Michigan Court of Appeals; Docket # 348669; Published
Judges Cavanagh, Borrello, and Tukel; Per curiam
Official Michigan Reporter Citation: Not Applicable; Link to Opinion
STATUTORY INDEXING:
Not Applicable
TOPICAL INDEXING:
Physical Contact Requirement [§3135]
SUMMARY:
In this unanimous unpublished per curiam decision, the Court of Appeals reversed the trial court’s summary disposition order dismissing the plaintiff’s claim for uninsured motorist benefits. The plaintiff, Larry Tankanow, crashed into a sulky that became unattached from another vehicle on the highway, and the driver of the other vehicle drove off before Tankanow could discover his identity. Even though Tankanow crashed into the sulky, and not the other vehicle, itself, the Court of Appeals held that a genuine issue of material fact existed as to whether there was a “substantial physical nexus” between the sulky and the other vehicle such that Tankanow could be said to have actually “hit” the other vehicle.
Tankanow was driving down I-75 when he observed an RV traveling in the same direction, with a sulky attached to its back by a bungee cord. At some point thereafter, Tankanow crashed into the sulky as it lay in the road. Tankanow noticed the RV approximately one quarter of a mile ahead of him, pulled over on the side of the road, but before he could make contact with its driver, he or she “took off.” Tankanow eventually filed a complaint against his automobile insurer, Citizens Insurance Company of America, for uninsured motorist benefits, “because the sulky that caused the accident fell off the RV that left the scene.” Citizens filed a motion for partial summary disposition in response, arguing that, “(1) the sulky was not the ‘hit-and-run vehicle’ as defined in the insurance policy, and (2) the actual hit-and-run vehicle, the RV, never ‘hit’ plaintiff’s vehicle.” The trial court agreed with Citizens, and granted Citizens’ motion.

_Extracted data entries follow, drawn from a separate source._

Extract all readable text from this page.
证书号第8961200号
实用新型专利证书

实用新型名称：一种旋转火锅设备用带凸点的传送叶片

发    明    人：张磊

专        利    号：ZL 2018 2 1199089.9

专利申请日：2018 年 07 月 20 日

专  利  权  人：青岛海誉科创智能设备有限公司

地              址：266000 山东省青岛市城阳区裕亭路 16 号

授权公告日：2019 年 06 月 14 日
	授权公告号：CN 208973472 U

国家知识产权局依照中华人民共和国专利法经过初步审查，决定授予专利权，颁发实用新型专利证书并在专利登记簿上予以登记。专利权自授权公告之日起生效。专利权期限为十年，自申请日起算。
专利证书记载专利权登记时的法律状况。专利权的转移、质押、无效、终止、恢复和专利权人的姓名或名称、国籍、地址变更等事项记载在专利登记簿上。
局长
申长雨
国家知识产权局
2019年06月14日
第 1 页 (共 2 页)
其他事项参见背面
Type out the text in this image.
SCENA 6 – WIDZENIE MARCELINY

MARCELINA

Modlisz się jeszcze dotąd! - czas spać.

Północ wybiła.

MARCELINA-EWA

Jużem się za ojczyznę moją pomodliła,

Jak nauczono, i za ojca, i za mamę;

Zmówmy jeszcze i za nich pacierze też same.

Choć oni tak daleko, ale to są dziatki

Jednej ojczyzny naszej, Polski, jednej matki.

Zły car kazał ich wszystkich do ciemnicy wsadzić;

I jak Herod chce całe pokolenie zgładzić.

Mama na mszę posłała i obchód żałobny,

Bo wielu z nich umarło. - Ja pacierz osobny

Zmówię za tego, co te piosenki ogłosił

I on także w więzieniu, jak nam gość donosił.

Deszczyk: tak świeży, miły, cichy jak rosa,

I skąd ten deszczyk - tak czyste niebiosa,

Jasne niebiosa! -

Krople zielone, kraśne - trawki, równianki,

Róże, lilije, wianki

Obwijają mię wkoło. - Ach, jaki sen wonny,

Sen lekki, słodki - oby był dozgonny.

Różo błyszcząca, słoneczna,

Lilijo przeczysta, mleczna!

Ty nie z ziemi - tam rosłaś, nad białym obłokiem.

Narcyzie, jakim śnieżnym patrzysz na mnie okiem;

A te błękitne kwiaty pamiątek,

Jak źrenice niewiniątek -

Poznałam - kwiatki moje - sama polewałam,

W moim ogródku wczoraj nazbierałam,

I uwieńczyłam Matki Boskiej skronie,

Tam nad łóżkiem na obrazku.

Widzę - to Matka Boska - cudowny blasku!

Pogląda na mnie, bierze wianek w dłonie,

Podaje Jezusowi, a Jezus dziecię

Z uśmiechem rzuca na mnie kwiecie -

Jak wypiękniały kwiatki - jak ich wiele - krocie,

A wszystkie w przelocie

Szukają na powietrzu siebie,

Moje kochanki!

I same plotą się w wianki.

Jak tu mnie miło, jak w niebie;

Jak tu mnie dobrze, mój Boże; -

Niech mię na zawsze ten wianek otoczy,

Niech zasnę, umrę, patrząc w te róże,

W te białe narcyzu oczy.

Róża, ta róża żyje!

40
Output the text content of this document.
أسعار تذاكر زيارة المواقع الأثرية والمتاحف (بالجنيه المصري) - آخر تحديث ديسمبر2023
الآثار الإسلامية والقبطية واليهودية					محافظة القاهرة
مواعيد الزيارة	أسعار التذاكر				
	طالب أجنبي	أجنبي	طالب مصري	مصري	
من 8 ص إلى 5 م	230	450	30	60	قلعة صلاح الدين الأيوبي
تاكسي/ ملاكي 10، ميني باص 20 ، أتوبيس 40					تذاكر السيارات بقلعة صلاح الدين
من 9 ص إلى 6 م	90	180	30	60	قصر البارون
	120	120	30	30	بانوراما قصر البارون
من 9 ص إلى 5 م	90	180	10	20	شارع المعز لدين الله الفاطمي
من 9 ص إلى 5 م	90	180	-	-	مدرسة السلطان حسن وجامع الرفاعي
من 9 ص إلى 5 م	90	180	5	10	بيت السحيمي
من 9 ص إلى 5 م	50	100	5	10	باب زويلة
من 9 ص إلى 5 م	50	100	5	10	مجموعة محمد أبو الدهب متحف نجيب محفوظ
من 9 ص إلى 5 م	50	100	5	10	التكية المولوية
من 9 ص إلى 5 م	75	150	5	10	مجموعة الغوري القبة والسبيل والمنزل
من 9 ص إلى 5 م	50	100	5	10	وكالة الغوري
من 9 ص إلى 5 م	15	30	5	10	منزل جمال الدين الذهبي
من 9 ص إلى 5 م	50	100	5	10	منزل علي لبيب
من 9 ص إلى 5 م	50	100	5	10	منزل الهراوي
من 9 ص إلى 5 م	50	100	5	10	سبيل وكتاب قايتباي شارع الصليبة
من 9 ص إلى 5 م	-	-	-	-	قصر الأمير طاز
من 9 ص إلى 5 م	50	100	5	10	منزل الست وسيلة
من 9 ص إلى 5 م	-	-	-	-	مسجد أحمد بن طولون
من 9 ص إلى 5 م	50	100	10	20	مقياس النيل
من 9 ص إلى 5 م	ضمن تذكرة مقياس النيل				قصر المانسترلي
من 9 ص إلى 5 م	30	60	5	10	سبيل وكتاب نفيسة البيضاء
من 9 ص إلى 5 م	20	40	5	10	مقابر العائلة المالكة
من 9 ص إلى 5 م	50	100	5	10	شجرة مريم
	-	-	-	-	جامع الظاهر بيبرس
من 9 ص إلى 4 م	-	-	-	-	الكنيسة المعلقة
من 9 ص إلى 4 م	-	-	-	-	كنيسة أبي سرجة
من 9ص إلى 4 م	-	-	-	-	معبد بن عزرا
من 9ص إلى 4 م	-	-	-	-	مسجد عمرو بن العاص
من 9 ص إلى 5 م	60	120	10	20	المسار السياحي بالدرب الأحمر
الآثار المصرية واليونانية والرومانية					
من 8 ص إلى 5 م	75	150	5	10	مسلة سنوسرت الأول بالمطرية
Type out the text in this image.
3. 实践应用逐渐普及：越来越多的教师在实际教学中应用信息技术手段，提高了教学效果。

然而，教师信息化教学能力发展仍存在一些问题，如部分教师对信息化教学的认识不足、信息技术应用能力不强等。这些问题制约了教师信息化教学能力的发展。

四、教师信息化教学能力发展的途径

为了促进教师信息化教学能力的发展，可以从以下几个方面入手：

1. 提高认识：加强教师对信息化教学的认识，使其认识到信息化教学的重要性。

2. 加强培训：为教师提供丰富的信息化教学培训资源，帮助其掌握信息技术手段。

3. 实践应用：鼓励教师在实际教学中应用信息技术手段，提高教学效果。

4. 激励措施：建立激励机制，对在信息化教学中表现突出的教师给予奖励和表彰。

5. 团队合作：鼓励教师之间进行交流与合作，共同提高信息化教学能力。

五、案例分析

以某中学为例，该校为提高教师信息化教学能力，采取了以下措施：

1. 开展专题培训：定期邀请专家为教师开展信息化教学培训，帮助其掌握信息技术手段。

The Court of Appeals reversed the trial court’s summary disposition order in favor of Citizens, holding that a genuine issue of material fact existed as to whether Tankanow “was entitled to uninsured motorist benefits under the policy because he hit the sulky—an object that had been propelled off of the RV, the hit-and-run vehicle.” The Court noted that Tankanow never crashed into the RV, itself, and that the sulky was not itself a motor vehicle. However, the Court was persuaded by Tankanow’s contention that “the impact of the propelled object, the sulky, constituted a ‘hit’ under the policy.” Furthermore, the Court relied on prior appellate case law for the proposition that, if a “substantial physical nexus” exists between the hit-and-run vehicle and the object that falls off of it, crashing into the object, but not the actual vehicle, would count as a crash with the actual vehicle under the policy.
Here, considering the language of the insurance policy and Michigan caselaw, there is at least a genuine issue of material fact whether the RV “hit” plaintiff’s vehicle. Assuming that plaintiff is correct in that the sulky fell off of the RV, a finder of fact could conclude that there was a “substantial physical nexus” between the hit-and-run vehicle and the sulky, which plaintiff then hit with his insured vehicle. See id. at 359; Berry, 219 Mich App at 347. Therefore, the trial court’s grant of defendant’s motion for partial summary disposition was improper. See Allison, 481 Mich at 425.